国会延長なし、すか?
自民党の議員のほとんどが、この国会の会期延長があると思っていたと思いますが、小泉首相があっさりと会期延長なしと指示し、6月18日での閉幕が事実上、決まりました。院内の自民党国会対策委員会の部屋には、壁に今国会提出法案の一覧が掲げてあり、まだ成立していない法案が、厚生労働委員会や法務委員会を中心に、まだたくさんあります。教育基本法改正案、憲法の国民投票法案など、重要法案が軒並みです。私が担当してきた道州制特区推進法案も、ようやく委員会に付託されることになりましたが、審議時間がほとんどないため、秋の臨時国会へと継続審議になることは確実です。そもそもが小泉首相の提案で始まった道州制特区構想であり、小泉政権の間に成立させることが筋だと思います。しかし小泉さんは、これだけ重要法案が残っているにもかかわらず、「政治的判断」と一言で最後の国会に幕を閉じる決断をしました。

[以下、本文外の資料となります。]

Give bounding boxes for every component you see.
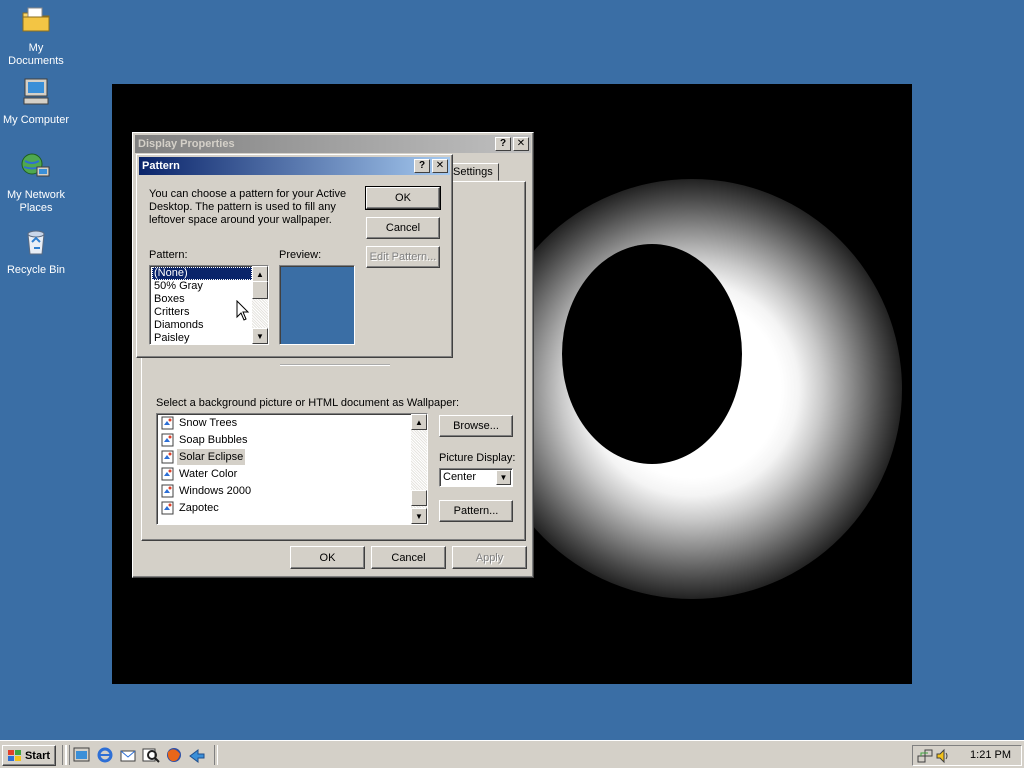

その真意を私なりに忖度すると、小泉首相は政権のフィナーレを、あまり国会に縛られたくないと感じているはず。国会閉幕後は、最後の日米首脳会談でブッシュ大統領との信頼関係を誇示し、大好きなプレスリーの邸宅を見る。また6回目となる最後のサミットで、存在感を示す。最後の骨太方針では改革の方向性を次期政権に引き継ぐべく、歳出歳入一体改革の方針を明示する。国会の審議や野党の攻勢に煩わされることなく、自分のペースで大団円を迎えたい。そう思っているはずです。
もうひとつは、国会中で発言を抑制している総裁選の候補者に、政権や首相の方針に気兼ねすることない発言を許容するチャンスと時間を与えるために、早々に国会を切り上げ、9月に備える。国会を開いていると、野党の攻撃に国民の目が向きがちですが、閉幕してしまえば、政局は自民党総裁選一色になるとの思惑があるのでは。そんな色々な思いを首相は「政治的判断」とワンフレーズ以下で表現したのだと思います。
「政局の天才」である小泉さんの考え抜いた判断とは思いますが、それぞれの議員が各法案を担当し、汗をかいてきたことを思うと、なんとも消化不良の国会になりそうです。いずれにしても、道州制特区法案は秋の国会に向けて、しっかり準備をし、また現在、厚生労働委員会で審議中の「ねんきん事業機構」法案は、社会保険庁の新たな不祥事を踏まえ、法案の練り直しが必至だと考えます。国会が終われば、次の日本のリーダーを選ぶ、暑い夏が始まります。